Real Estate

Property Firms Warn Of Slump Ahead In Hong Kong's Property Market - Report

Tom Burroughes Group Editor 8 November 2016

Property Firms Warn Of Slump Ahead In Hong Kong's Property Market - Report

Property firms expect a sharp fall in Hong Kong property prices and turnover as a result of new curbs that are designed to cool prices.

Some property firms in Asia are predicting turnover in Hong Kong’s property market could collapse in the next three months and prices fall in the wake of a sharp hike in stamp duty tax on certain real estate deals, according to Bloomberg.

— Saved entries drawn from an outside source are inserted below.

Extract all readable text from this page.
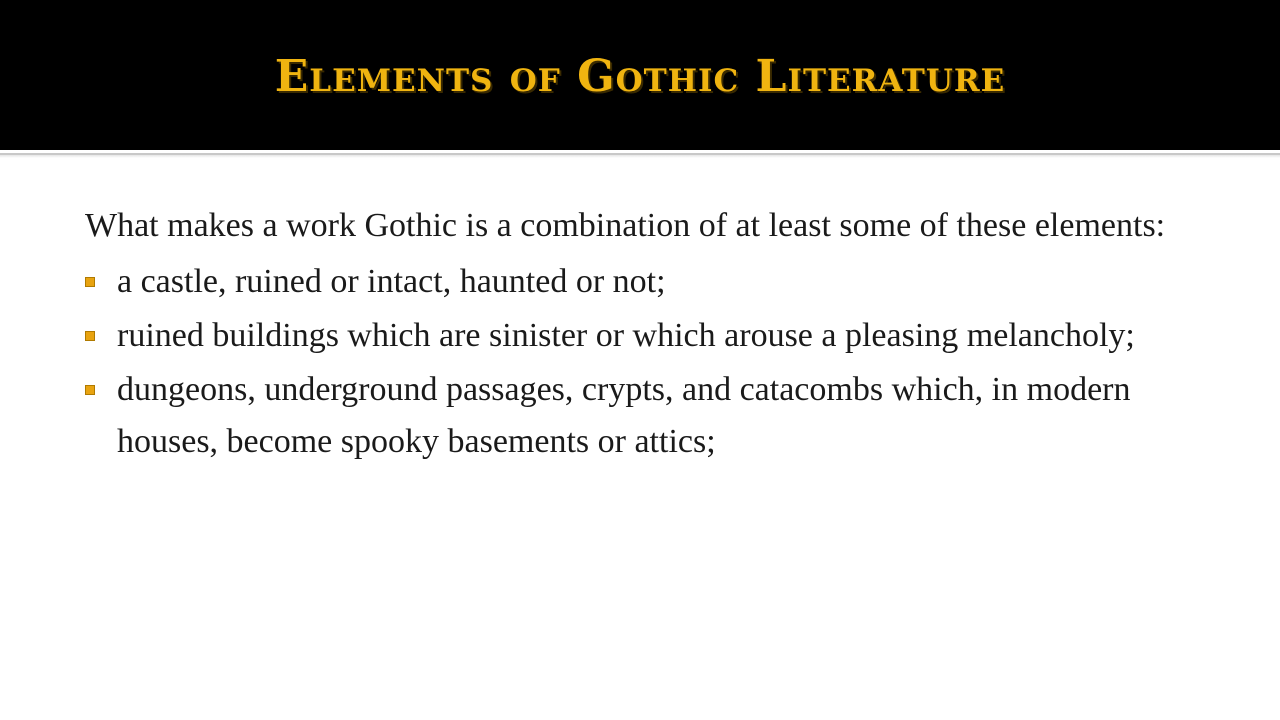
Elements of Gothic Literature

What makes a work Gothic is a combination of at least some of these elements:

a castle, ruined or intact, haunted or not;
ruined buildings which are sinister or which arouse a pleasing melancholy;
dungeons, underground passages, crypts, and catacombs which, in modern houses, become spooky basements or attics;
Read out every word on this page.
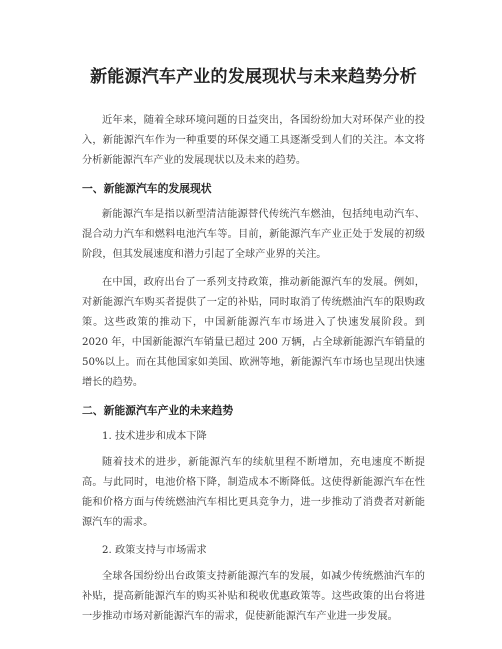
新能源汽车产业的发展现状与未来趋势分析

近年来，随着全球环境问题的日益突出，各国纷纷加大对环保产业的投入，新能源汽车作为一种重要的环保交通工具逐渐受到人们的关注。本文将分析新能源汽车产业的发展现状以及未来的趋势。

一、新能源汽车的发展现状

新能源汽车是指以新型清洁能源替代传统汽车燃油，包括纯电动汽车、混合动力汽车和燃料电池汽车等。目前，新能源汽车产业正处于发展的初级阶段，但其发展速度和潜力引起了全球产业界的关注。

在中国，政府出台了一系列支持政策，推动新能源汽车的发展。例如，对新能源汽车购买者提供了一定的补贴，同时取消了传统燃油汽车的限购政策。这些政策的推动下，中国新能源汽车市场进入了快速发展阶段。到 2020 年，中国新能源汽车销量已超过 200 万辆，占全球新能源汽车销量的 50%以上。而在其他国家如美国、欧洲等地，新能源汽车市场也呈现出快速增长的趋势。

二、新能源汽车产业的未来趋势
1. 技术进步和成本下降

随着技术的进步，新能源汽车的续航里程不断增加，充电速度不断提高。与此同时，电池价格下降，制造成本不断降低。这使得新能源汽车在性能和价格方面与传统燃油汽车相比更具竞争力，进一步推动了消费者对新能源汽车的需求。

2. 政策支持与市场需求

全球各国纷纷出台政策支持新能源汽车的发展，如减少传统燃油汽车的补贴，提高新能源汽车的购买补贴和税收优惠政策等。这些政策的出台将进一步推动市场对新能源汽车的需求，促使新能源汽车产业进一步发展。
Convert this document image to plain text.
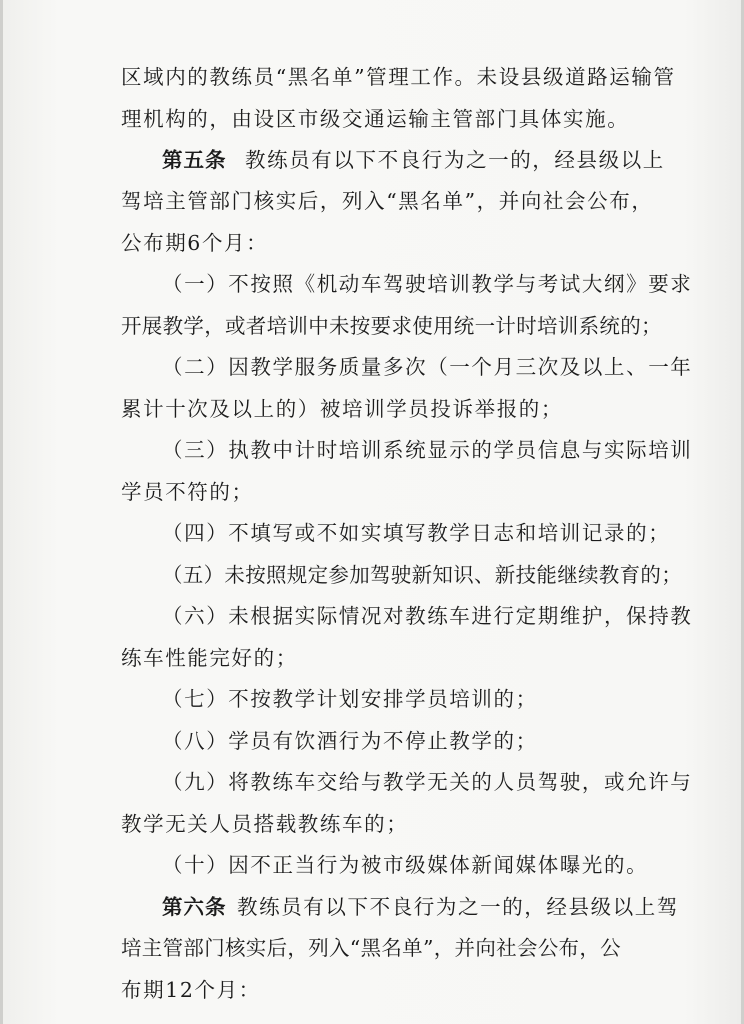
区域内的教练员“黑名单”管理工作。未设县级道路运输管
理机构的，由设区市级交通运输主管部门具体实施。
第五条 教练员有以下不良行为之一的，经县级以上
驾培主管部门核实后，列入“黑名单”，并向社会公布，
公布期6个月：
（一）不按照《机动车驾驶培训教学与考试大纲》要求
开展教学，或者培训中未按要求使用统一计时培训系统的；
（二）因教学服务质量多次（一个月三次及以上、一年
累计十次及以上的）被培训学员投诉举报的；
（三）执教中计时培训系统显示的学员信息与实际培训
学员不符的；
（四）不填写或不如实填写教学日志和培训记录的；
（五）未按照规定参加驾驶新知识、新技能继续教育的；
（六）未根据实际情况对教练车进行定期维护，保持教
练车性能完好的；
（七）不按教学计划安排学员培训的；
（八）学员有饮酒行为不停止教学的；
（九）将教练车交给与教学无关的人员驾驶，或允许与
教学无关人员搭载教练车的；
（十）因不正当行为被市级媒体新闻媒体曝光的。
第六条 教练员有以下不良行为之一的，经县级以上驾
培主管部门核实后，列入“黑名单”，并向社会公布，公
布期12个月：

The prediction was made by Louis Chan, chief executive of the residential unit of Centaline Property Agency. He said turnover could crash by as much as 70 per cent and prices could fall by between 5 per cent and 8 per cent. Separately, Ricacorp Properties’s Willy Liu said transactions will drop 30 per cent to 40 per cent in the next two months and prices will fall 5 per cent.

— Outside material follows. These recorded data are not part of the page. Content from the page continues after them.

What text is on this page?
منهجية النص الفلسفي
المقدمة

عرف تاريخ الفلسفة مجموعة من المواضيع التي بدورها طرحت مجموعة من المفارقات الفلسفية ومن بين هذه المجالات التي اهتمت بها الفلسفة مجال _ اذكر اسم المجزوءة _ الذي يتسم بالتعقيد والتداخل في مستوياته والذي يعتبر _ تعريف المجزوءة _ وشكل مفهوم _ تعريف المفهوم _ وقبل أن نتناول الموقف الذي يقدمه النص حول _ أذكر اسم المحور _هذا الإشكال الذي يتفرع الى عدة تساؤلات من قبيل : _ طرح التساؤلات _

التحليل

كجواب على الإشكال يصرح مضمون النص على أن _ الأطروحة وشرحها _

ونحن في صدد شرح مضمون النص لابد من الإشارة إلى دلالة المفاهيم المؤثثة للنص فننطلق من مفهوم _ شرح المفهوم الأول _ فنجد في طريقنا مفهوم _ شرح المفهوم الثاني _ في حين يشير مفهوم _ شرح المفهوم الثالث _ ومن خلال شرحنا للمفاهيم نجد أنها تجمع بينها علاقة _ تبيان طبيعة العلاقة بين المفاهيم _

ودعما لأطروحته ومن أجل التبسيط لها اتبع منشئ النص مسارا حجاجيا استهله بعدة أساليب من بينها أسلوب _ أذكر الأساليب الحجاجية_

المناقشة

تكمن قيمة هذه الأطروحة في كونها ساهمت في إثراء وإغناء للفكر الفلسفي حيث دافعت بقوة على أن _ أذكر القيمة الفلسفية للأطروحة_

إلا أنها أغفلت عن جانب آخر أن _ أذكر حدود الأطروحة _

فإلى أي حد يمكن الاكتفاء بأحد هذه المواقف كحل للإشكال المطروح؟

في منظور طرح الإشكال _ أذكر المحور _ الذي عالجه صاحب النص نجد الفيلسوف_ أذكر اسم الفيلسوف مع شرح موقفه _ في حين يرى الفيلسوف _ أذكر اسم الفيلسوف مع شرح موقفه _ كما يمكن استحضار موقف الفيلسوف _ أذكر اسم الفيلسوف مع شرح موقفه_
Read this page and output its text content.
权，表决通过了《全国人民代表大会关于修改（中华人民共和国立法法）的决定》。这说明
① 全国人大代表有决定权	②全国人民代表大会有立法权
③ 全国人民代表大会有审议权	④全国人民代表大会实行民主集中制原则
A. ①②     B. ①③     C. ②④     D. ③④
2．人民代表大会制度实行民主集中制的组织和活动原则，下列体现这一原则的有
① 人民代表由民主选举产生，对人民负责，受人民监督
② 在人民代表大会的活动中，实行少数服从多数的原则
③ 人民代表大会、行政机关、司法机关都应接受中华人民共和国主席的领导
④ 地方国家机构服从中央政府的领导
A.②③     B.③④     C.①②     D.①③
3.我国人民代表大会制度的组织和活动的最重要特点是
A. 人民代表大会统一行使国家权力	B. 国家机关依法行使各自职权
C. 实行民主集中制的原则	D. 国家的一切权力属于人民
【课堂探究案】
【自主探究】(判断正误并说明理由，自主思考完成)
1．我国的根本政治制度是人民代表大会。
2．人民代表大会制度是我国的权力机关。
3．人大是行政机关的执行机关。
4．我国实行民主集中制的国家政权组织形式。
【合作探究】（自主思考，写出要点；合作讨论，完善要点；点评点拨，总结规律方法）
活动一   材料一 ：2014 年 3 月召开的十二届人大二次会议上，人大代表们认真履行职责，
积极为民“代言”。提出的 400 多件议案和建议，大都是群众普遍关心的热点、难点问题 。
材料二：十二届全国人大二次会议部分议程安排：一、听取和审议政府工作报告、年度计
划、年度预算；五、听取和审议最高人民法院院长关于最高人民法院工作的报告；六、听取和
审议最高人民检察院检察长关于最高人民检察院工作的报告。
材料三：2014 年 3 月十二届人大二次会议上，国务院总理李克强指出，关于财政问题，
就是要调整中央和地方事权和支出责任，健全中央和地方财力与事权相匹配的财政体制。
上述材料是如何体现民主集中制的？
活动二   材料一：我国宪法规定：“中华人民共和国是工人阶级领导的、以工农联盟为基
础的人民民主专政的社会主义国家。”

The predictions are caused by curbs to the market by the Hong Kong government in a bid to try and cool red-hot price levels making the city-state one of the most expensive, if not the most expensive, in the world.

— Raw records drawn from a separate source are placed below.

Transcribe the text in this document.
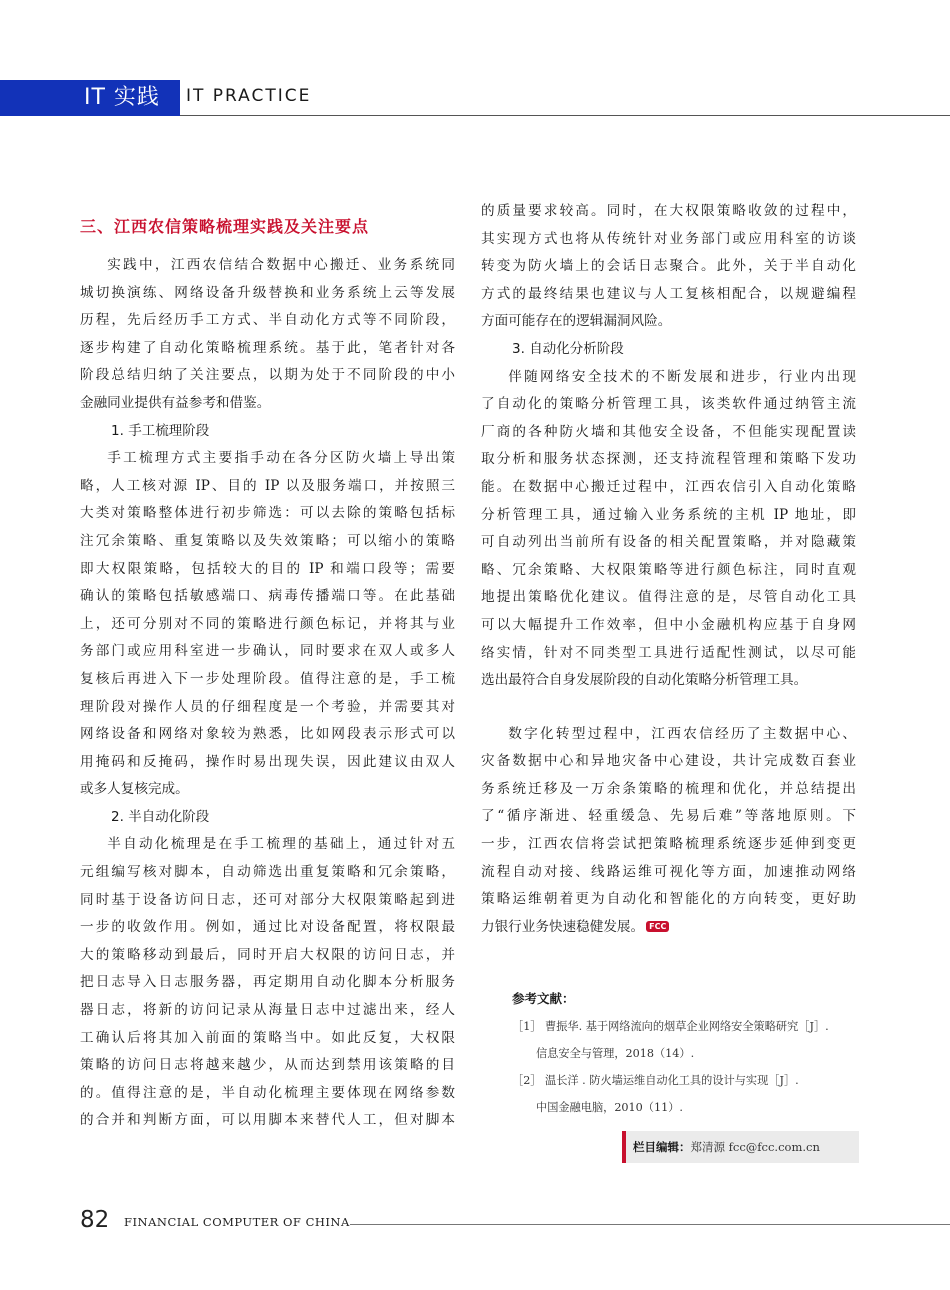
IT 实践 IT PRACTICE
三、江西农信策略梳理实践及关注要点

实践中，江西农信结合数据中心搬迁、业务系统同

城切换演练、网络设备升级替换和业务系统上云等发展

历程，先后经历手工方式、半自动化方式等不同阶段，

逐步构建了自动化策略梳理系统。基于此，笔者针对各

阶段总结归纳了关注要点，以期为处于不同阶段的中小

金融同业提供有益参考和借鉴。

1. 手工梳理阶段

手工梳理方式主要指手动在各分区防火墙上导出策

略，人工核对源 IP、目的 IP 以及服务端口，并按照三

大类对策略整体进行初步筛选：可以去除的策略包括标

注冗余策略、重复策略以及失效策略；可以缩小的策略

即大权限策略，包括较大的目的 IP 和端口段等；需要

确认的策略包括敏感端口、病毒传播端口等。在此基础

上，还可分别对不同的策略进行颜色标记，并将其与业

务部门或应用科室进一步确认，同时要求在双人或多人

复核后再进入下一步处理阶段。值得注意的是，手工梳

理阶段对操作人员的仔细程度是一个考验，并需要其对

网络设备和网络对象较为熟悉，比如网段表示形式可以

用掩码和反掩码，操作时易出现失误，因此建议由双人

或多人复核完成。

2. 半自动化阶段

半自动化梳理是在手工梳理的基础上，通过针对五

元组编写核对脚本，自动筛选出重复策略和冗余策略，

同时基于设备访问日志，还可对部分大权限策略起到进

一步的收敛作用。例如，通过比对设备配置，将权限最

大的策略移动到最后，同时开启大权限的访问日志，并

把日志导入日志服务器，再定期用自动化脚本分析服务

器日志，将新的访问记录从海量日志中过滤出来，经人

工确认后将其加入前面的策略当中。如此反复，大权限

策略的访问日志将越来越少，从而达到禁用该策略的目

的。值得注意的是，半自动化梳理主要体现在网络参数

的合并和判断方面，可以用脚本来替代人工，但对脚本

的质量要求较高。同时，在大权限策略收敛的过程中，

其实现方式也将从传统针对业务部门或应用科室的访谈

转变为防火墙上的会话日志聚合。此外，关于半自动化

方式的最终结果也建议与人工复核相配合，以规避编程

方面可能存在的逻辑漏洞风险。

3. 自动化分析阶段

伴随网络安全技术的不断发展和进步，行业内出现

了自动化的策略分析管理工具，该类软件通过纳管主流

厂商的各种防火墙和其他安全设备，不但能实现配置读

取分析和服务状态探测，还支持流程管理和策略下发功

能。在数据中心搬迁过程中，江西农信引入自动化策略

分析管理工具，通过输入业务系统的主机 IP 地址，即

可自动列出当前所有设备的相关配置策略，并对隐藏策

略、冗余策略、大权限策略等进行颜色标注，同时直观

地提出策略优化建议。值得注意的是，尽管自动化工具

可以大幅提升工作效率，但中小金融机构应基于自身网

络实情，针对不同类型工具进行适配性测试，以尽可能

选出最符合自身发展阶段的自动化策略分析管理工具。

数字化转型过程中，江西农信经历了主数据中心、

灾备数据中心和异地灾备中心建设，共计完成数百套业

务系统迁移及一万余条策略的梳理和优化，并总结提出

了“循序渐进、轻重缓急、先易后难”等落地原则。下

一步，江西农信将尝试把策略梳理系统逐步延伸到变更

流程自动对接、线路运维可视化等方面，加速推动网络

策略运维朝着更为自动化和智能化的方向转变，更好助

力银行业务快速稳健发展。 FCC

参考文献：
［1］ 曹振华. 基于网络流向的烟草企业网络安全策略研究［J］.
信息安全与管理，2018（14）.
［2］ 温长洋 . 防火墙运维自动化工具的设计与实现［J］.
中国金融电脑，2010（11）.
栏目编辑：郑清源 fcc@fcc.com.cn
82 FINANCIAL COMPUTER OF CHINA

The news report said the Centaline Property Centa-City Leading Index, which tracks sales in the secondary market, is up 13 per cent since reaching a low point in March and is 2 per cent below its record level last September, highlighting why policymakers have sought to curb prices. Some other figures suggest a slightly less strong performance, however. According to a recent quarterly report by Knight Frank, prime property prices in Hong Kong fell 2.6 per cent in the 12 months to end-September 2016. In Shanghai, by contrast, they skyrocked by almost 24 per cent. Vancouver saw the strongest rise of all, up 31.6 per cent.

Late last week, the government said it will raise the stamp duty to 15 per cent for all residential purchases, with an exemption for first-time buyers who are permanent residents. The stamp duty's previous highest level was 8.5 per cent. Foreigners already paid the 15 per cent stamp duty level. The change, the news report said, means foreign buyers must shoulder a whopping 30 per cent stamp duty.

The report added that developers have already moved to suspend sales in the city. Sun Hung Kai, Henderson Land and New World Development Co are reportedly halting sales.